Comparison of Model Estimates for Survival With Existing Studies

Unlike some of the previous analyses, which use a single value of hazard ratio based on the median OS or median PFS, we used the reported outcomes at different time intervals (6, 12, 18, 24, 36, 48, and 60 months) to estimate transition probabilities for intervention and control arms. Various published Indian studies[20-22] report similar PFS and OS, as well as the corresponding drug discontinuation and adverse effects among Indian population. All costing parameters were derived from Indian studies,[25,26,34,45-47] including price of the drug and cost of toxicity management.

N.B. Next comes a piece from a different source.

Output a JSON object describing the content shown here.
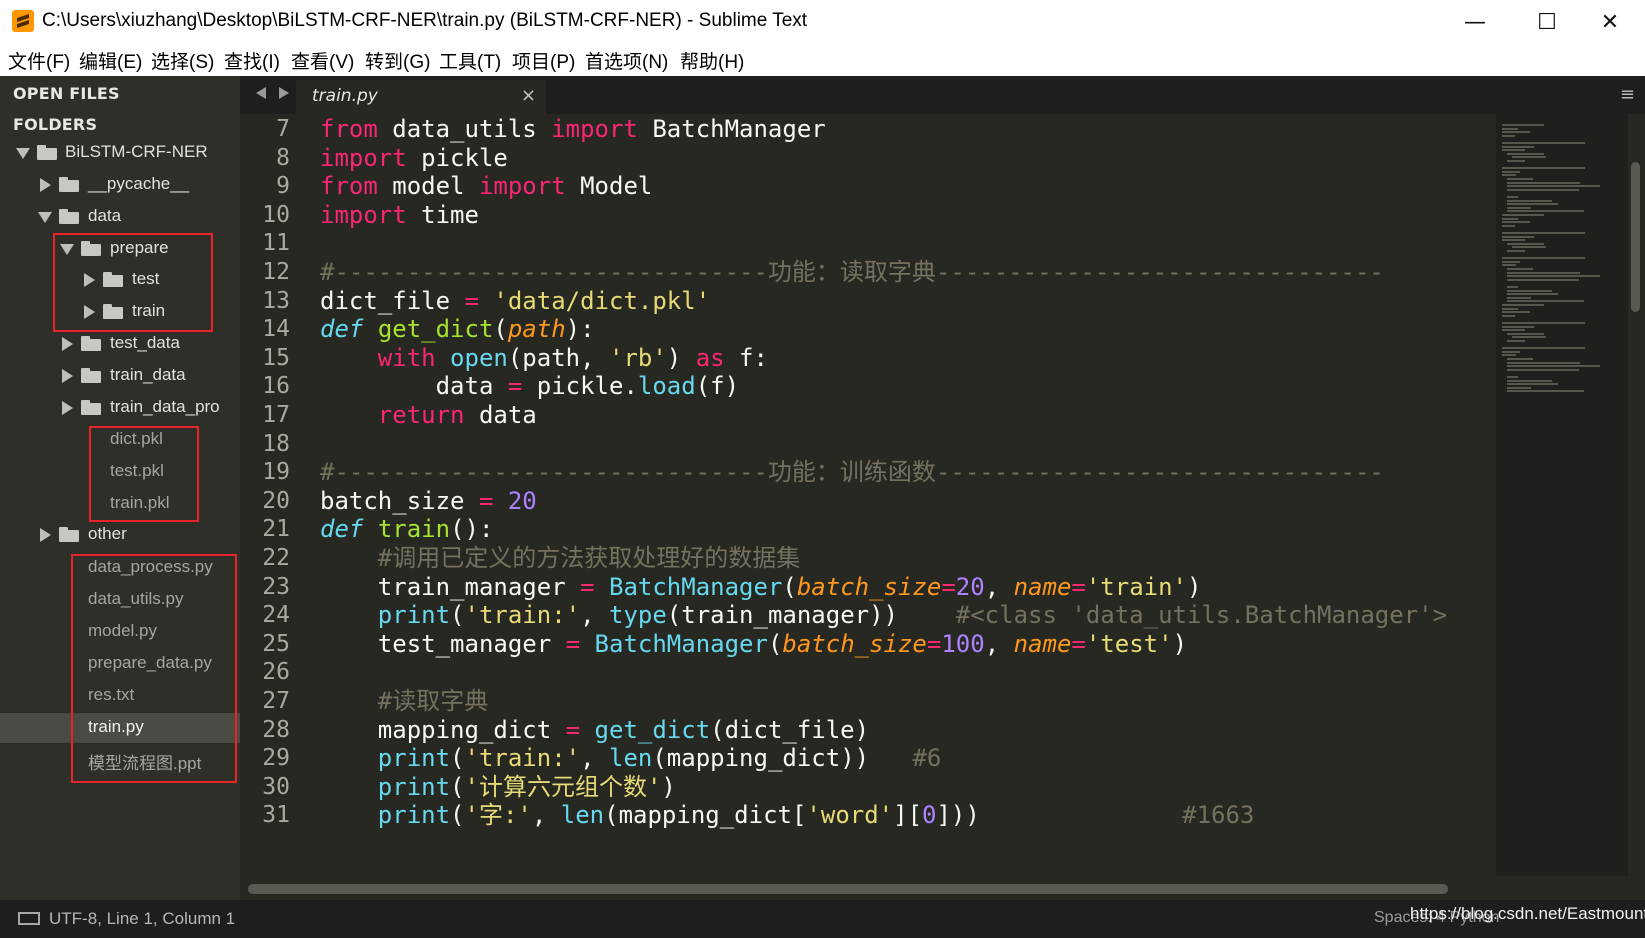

Our study has a few limitations. First, in the absence of country-specific evidence on quality of life of patients with GBM, we used the utility values for GBM health states reported in a published study from the United Kingdom. Second, we did not incorporate the indirect costs because of lost productivity as a result of morbidity or premature mortality. However, this was in view of Indian HTA guideline recommendations that do not support inclusion of productivity costs. Third, cost for management of certain adverse effect of prophylaxis was assumed to be constant and continuous during the treatment to facilitate the model parameters. Although this may not be representative of real-life situation, but as it does not add much to the cost and was found to be insensitive in the sensitivity analysis, this assumption does not affect the results. Fourth, we acknowledge that the cost of care in the public and private sectors can vary significantly,[14,48] which may alter the ICER values. We primarily used the estimates for cost of care from the studies undertaken in the public sector. Since the cost of care in the private sector is relatively high, using private-sector costs would have only increased the ICER value. Our analysis using the public-sector cost estimates shows that temozolamide is not cost-effective. An analysis from a private-sector perspective would have made the use of temozolamide even lesser cost-effective. Hence, using private-sector costs would not have altered the conclusion of our analysis. Finally, we did not evaluate the cost-effectiveness of temozolamide in the patients with O6-methylguanine–DNA methyltransferase (MGMT) promoter methylated tumors versus MGMT promoter unmethylated tumors where in the former condition, temozolamide results in improved survival. In India, currently, MGMT promoter methylation status is not routinely checked because of both nonavailability of test at all centers and additional cost associated with it. However, we find this as relevant research question, which should be evaluated in future studies.

Overall, we found that the use of adjuvant temozolamide along with radiation is not cost-effective in India as compared to radiation alone for the treatment of GBM. Reduction in price of temozolamide by 90% is likely to increase its probability to be cost-effective to 80%. Indian standard treatment guidelines and reimbursement protocols under the Ayushman Bharat Prime Minister Jan Arogya Yojana should consider our findings for formulation of evidence-based guidelines and policies.